Following a recent blog highlighting China’s newfound tolerance for slower growth, Emiel van den Heiligenberg and Erik Lueth discuss the implications of this regime change.
Emiel: Does China’s reluctance to stimulate its economy mean we should expect lower growth and higher volatility?
Erik: In the past, the authorities put a floor under growth shocks via large stimulus packages. So if China lowers that floor, average growth should indeed be lower. But one could go even further. Increasingly, positive growth shocks are likely to be capped by additional deleveraging and rebalancing towards consumption. This would weigh further on average growth.
However, more importantly China will no longer be the buffer for the world in case we get a global slowdown. In 2008 Chinese stimulus was one of the crucial stabilisers; next time they might not be so forthcoming with stimulus.
Emiel: Interesting. If China is now only prepared to intervene later and on a smaller scale, doesn’t that increase the risk of a hard landing in the country?
Erik: It depends on the time horizon. The fact that the leadership is tackling leverage, the economy’s key vulnerability, reduces the chances of a hard landing over the medium term. Over the shorter term, however, this approach allows for more stress in the system and so does increase the risk of a hard landing. The authorities nevertheless still have many policy levers and this risk remains moderate.
Given that economic context, Emiel, what do you see as the key investment implications of this regime change?
Emiel: There are many. I’d start with commodities and, in particular, metals. China has typically stimulated via commodity-intensive infrastructure investment and construction. Less stimulus in China would weigh on these prices. Many emerging markets are commodity producers, so they would suffer as well. I would be most worried about metals producers such as Chile and South Africa.
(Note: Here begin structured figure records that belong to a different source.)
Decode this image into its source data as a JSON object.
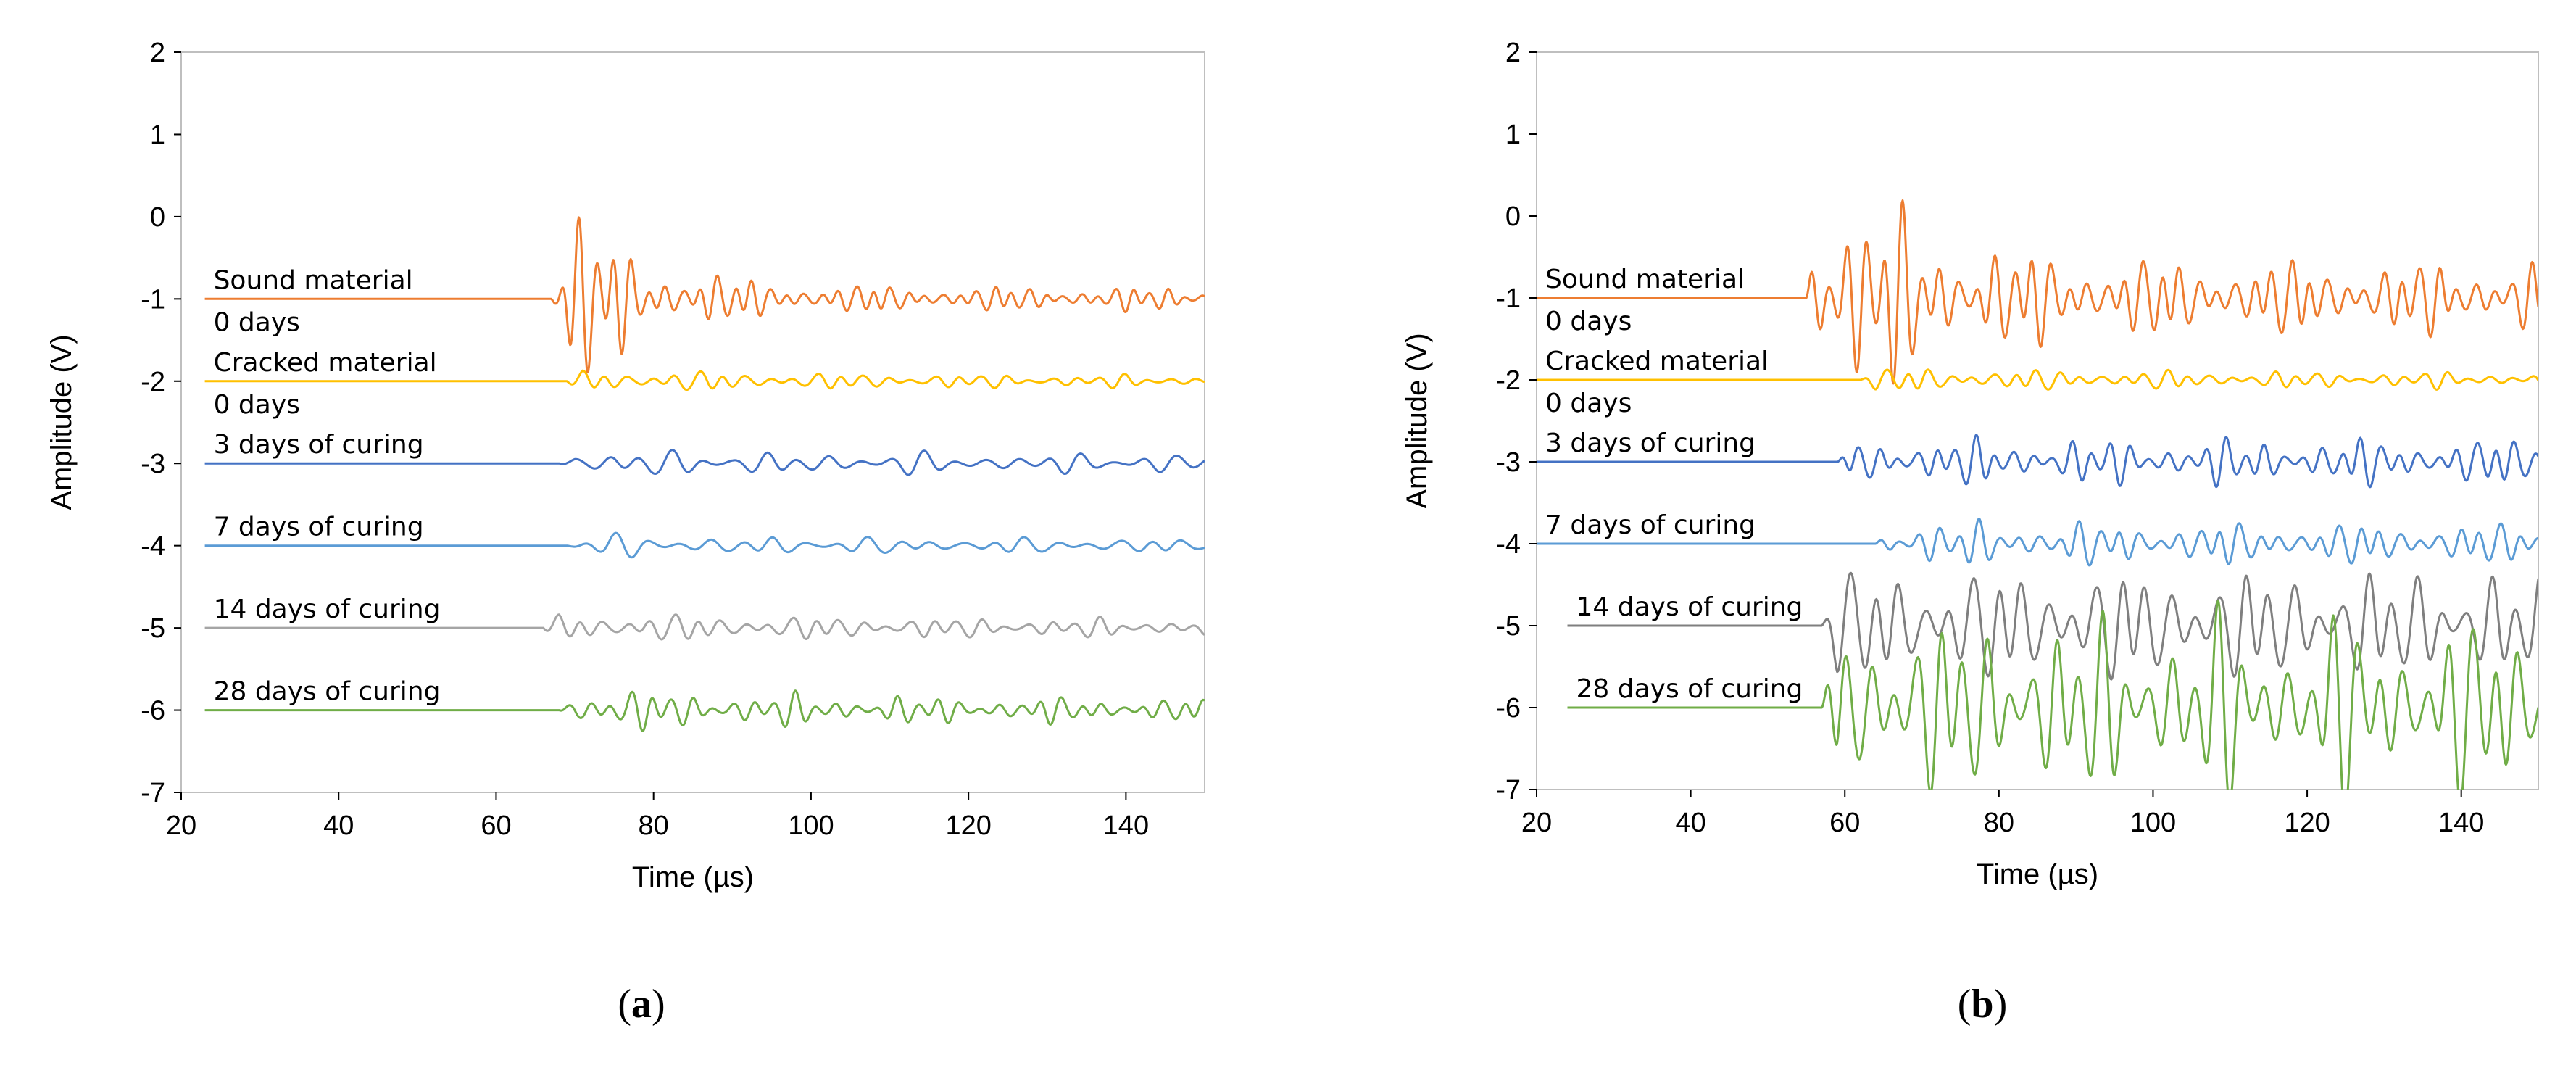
{
  "chart_data": [
    {
      "type": "line",
      "panel_label": "a",
      "caption_open": "(",
      "caption_close": ")",
      "xlabel": "Time (µs)",
      "ylabel": "Amplitude (V)",
      "xlim": [
        20,
        150
      ],
      "ylim": [
        -7,
        2
      ],
      "xticks": [
        20,
        40,
        60,
        80,
        100,
        120,
        140
      ],
      "yticks": [
        2,
        1,
        0,
        -1,
        -2,
        -3,
        -4,
        -5,
        -6,
        -7
      ],
      "grid": false,
      "series": [
        {
          "name": "Sound material",
          "label_lines": [
            "Sound material",
            "0 days"
          ],
          "baseline": -1,
          "color": "#ED7D31",
          "onset": 67,
          "line_start": 23,
          "amp": 1.75,
          "tail": 0.18,
          "period": 2.2,
          "decay": 10
        },
        {
          "name": "Cracked material 0 days",
          "label_lines": [
            "Cracked material",
            "0 days"
          ],
          "baseline": -2,
          "color": "#FFC000",
          "onset": 69,
          "line_start": 23,
          "amp": 0.2,
          "tail": 0.09,
          "period": 3.0,
          "decay": 30
        },
        {
          "name": "3 days of curing",
          "label_lines": [
            "3 days of curing"
          ],
          "baseline": -3,
          "color": "#4472C4",
          "onset": 68,
          "line_start": 23,
          "amp": 0.22,
          "tail": 0.14,
          "period": 4.0,
          "decay": 40
        },
        {
          "name": "7 days of curing",
          "label_lines": [
            "7 days of curing"
          ],
          "baseline": -4,
          "color": "#5B9BD5",
          "onset": 69,
          "line_start": 23,
          "amp": 0.18,
          "tail": 0.1,
          "period": 4.0,
          "decay": 40
        },
        {
          "name": "14 days of curing",
          "label_lines": [
            "14 days of curing"
          ],
          "baseline": -5,
          "color": "#A5A5A5",
          "onset": 66,
          "line_start": 23,
          "amp": 0.25,
          "tail": 0.13,
          "period": 3.0,
          "decay": 40
        },
        {
          "name": "28 days of curing",
          "label_lines": [
            "28 days of curing"
          ],
          "baseline": -6,
          "color": "#70AD47",
          "onset": 68,
          "line_start": 23,
          "amp": 0.35,
          "tail": 0.15,
          "period": 2.6,
          "decay": 40
        }
      ]
    },
    {
      "type": "line",
      "panel_label": "b",
      "caption_open": "(",
      "caption_close": ")",
      "xlabel": "Time (µs)",
      "ylabel": "Amplitude (V)",
      "xlim": [
        20,
        150
      ],
      "ylim": [
        -7,
        2
      ],
      "xticks": [
        20,
        40,
        60,
        80,
        100,
        120,
        140
      ],
      "yticks": [
        2,
        1,
        0,
        -1,
        -2,
        -3,
        -4,
        -5,
        -6,
        -7
      ],
      "grid": false,
      "series": [
        {
          "name": "Sound material",
          "label_lines": [
            "Sound material",
            "0 days"
          ],
          "baseline": -1,
          "color": "#ED7D31",
          "onset": 55,
          "line_start": 20,
          "amp": 2.5,
          "tail": 0.55,
          "period": 2.4,
          "decay": 12
        },
        {
          "name": "Cracked material 0 days",
          "label_lines": [
            "Cracked material",
            "0 days"
          ],
          "baseline": -2,
          "color": "#FFC000",
          "onset": 62,
          "line_start": 20,
          "amp": 0.2,
          "tail": 0.12,
          "period": 2.8,
          "decay": 30
        },
        {
          "name": "3 days of curing",
          "label_lines": [
            "3 days of curing"
          ],
          "baseline": -3,
          "color": "#4472C4",
          "onset": 59,
          "line_start": 20,
          "amp": 0.35,
          "tail": 0.35,
          "period": 2.5,
          "decay": 40
        },
        {
          "name": "7 days of curing",
          "label_lines": [
            "7 days of curing"
          ],
          "baseline": -4,
          "color": "#5B9BD5",
          "onset": 64,
          "line_start": 20,
          "amp": 0.35,
          "tail": 0.3,
          "period": 2.6,
          "decay": 40
        },
        {
          "name": "14 days of curing",
          "label_lines": [
            "14 days of curing"
          ],
          "baseline": -5,
          "color": "#7F7F7F",
          "onset": 57,
          "line_start": 24,
          "amp": 0.9,
          "tail": 0.9,
          "period": 3.2,
          "decay": 60
        },
        {
          "name": "28 days of curing",
          "label_lines": [
            "28 days of curing"
          ],
          "baseline": -6,
          "color": "#70AD47",
          "onset": 57,
          "line_start": 24,
          "amp": 1.4,
          "tail": 1.4,
          "period": 3.0,
          "decay": 60
        }
      ]
    }
  ]
}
Probably one of the more obvious impacts is on emerging-market equities. Weaker global growth, weaker commodity prices, and a weaker renminbi provide a headwind, especially for emerging Asia and exporters of industrial metals.
Erik: What about the fallout for developed markets?
Emiel: Given China’s size – it accounts for 30% of global growth – there are few corners of the world where the impact of this regime change won’t be felt. Growth in the US and, to an even greater extent, Europe should become more volatile. With that, investors are likely to demand higher risk premiums. Weaker Chinese demand and softer commodity prices would also ensure that global inflation remains lower for longer, benefitting long-term bond positions. I would also expect an impact on the renminbi.
Erik: Yes, I agree. With the space for policy stimulus in other areas shrinking, the renminbi should become more of a shock absorber. We could, for example, see another leg down if the upcoming trade talks fail and more tariffs are imposed. Over the longer term, the renminbi should still appreciate given larger productivity gains in China than in the US and Europe, but we’ll see larger swings around this trend. How would you trade that?
Emiel: A view on a weaker renminbi can be expressed through many currencies. In fact, a recent IMF study found that a larger part of the global economy moves in lock step with the renminbi than with the euro. My preferred option would be currencies that offer positive carry when shorted, such as the Taiwanese dollar.